Thursday, February 21, 2013

My Fledgling Birders

I didn't start birding until I was in high school. I knew the basics before that: cardinal, robin, mourning dove. Bird was a noun, something that flew, not something to do.

I wasn't a birder.

When I'd started volunteering at the nature center, the staff (who later would become some of my closest friends) would point out different species to me with broad smiles and whispered, yet ecstatic, exclamations. I learned to appreciate the subtle beauty of warblers and spend hours deciding whether any of those little brown birds were something to sing about. I fell in love with a rose-breasted grosbeak. I learned to scan without ceasing, to notice when a little brown bird looked just a little different than the others, and to never call a gull a "seagull".

I've waited years for my kids to get bit by the birding bug. To breed some of these contagious bugs, we participated in the Great Backyard Bird Count this weekend. The GBBC is a simple birding start. You watch some birds. Then, you report what you've seen and where you saw it. We just watched the bird feeders around our house.
Tufted titmice, goldfinches, chickadees, and turkey vultures showed up in abundance. A few dark-eyed juncos ate the seed that had fallen on the ground.

My mom spotted two red shouldered hawks in the backyard. She saw one snatch a squirrel. I hope that  in the spring they'll nest nearby, as they did a few years ago.

The kids never have offered much more than a casual, "huh cool" when Bubba and I breathlessly marvel at the rainbow of a male wood duck or the remarkable camouflage of a brown creeper. However, this weekend, they seemed enthusiastic about donning their binoculars, even if Gray's were backwards. Nora played song after song from our "Bird Songs Bible" book. She quizzed my mom and me and was baffled when we were stumped by the Hawaiian or western species.

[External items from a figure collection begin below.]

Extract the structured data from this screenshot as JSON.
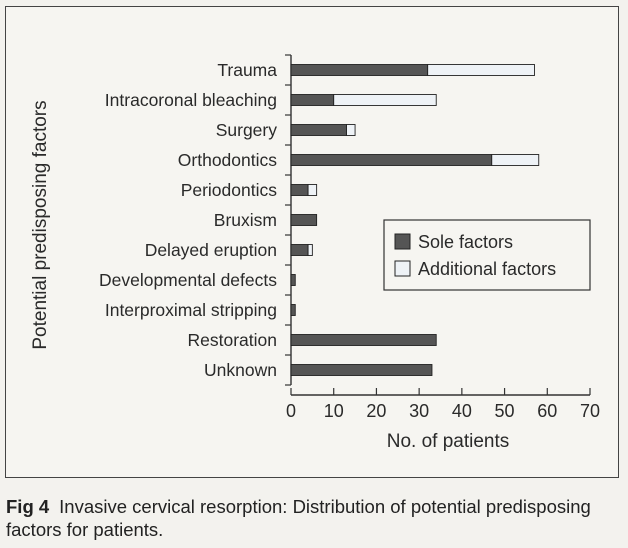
{
  "caption": {
    "label": "Fig 4",
    "text": "Invasive cervical resorption: Distribution of potential predisposing factors for patients."
  },
  "colors": {
    "sole": "#555555",
    "additional": "#eef2f6",
    "bar_edge": "#222222"
  },
  "chart_data": {
    "type": "bar",
    "orientation": "horizontal",
    "stacked": true,
    "title": "",
    "xlabel": "No. of patients",
    "ylabel": "Potential predisposing factors",
    "xlim": [
      0,
      70
    ],
    "xticks": [
      "0",
      "10",
      "20",
      "30",
      "40",
      "50",
      "60",
      "70"
    ],
    "categories": [
      "Trauma",
      "Intracoronal bleaching",
      "Surgery",
      "Orthodontics",
      "Periodontics",
      "Bruxism",
      "Delayed eruption",
      "Developmental defects",
      "Interproximal stripping",
      "Restoration",
      "Unknown"
    ],
    "series": [
      {
        "name": "Sole factors",
        "values": [
          32,
          10,
          13,
          47,
          4,
          6,
          4,
          1,
          1,
          34,
          33
        ]
      },
      {
        "name": "Additional factors",
        "values": [
          25,
          24,
          2,
          11,
          2,
          0,
          1,
          0,
          0,
          0,
          0
        ]
      }
    ],
    "legend": "center-right",
    "grid": false
  }
}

I want to raise talented birders the way some people want to raise professional athletes. In the world of birding, I am not a very good birder. I'm horrible at calls, and I have to look at my Sibley's a million times before I know which warbler I am examining in my binocs. Besides a short, newlywed trip to Hawk Mountain with a couple friends, I've never traveled too far to bird.

But I can't stop birding. I hope my kids won't either.

While birding is a hobby on which you can spend bazillions of dollars on scopes, cameras, plane tickets, and hiking gear, it can also be a very cheap one as it only requires a pair of eyes. Whether you watch a backyard feeder or hike through a rainforest, I wish you happy birding.

2 comments:

  1. That's so cool! My son could mimic bird calls and helped us to call one nearer to us in the jungle of Costa Rica. It was the resplendent Quetzacoatle. I enjoy birding locally and especially adore cedar wax wings and hawks.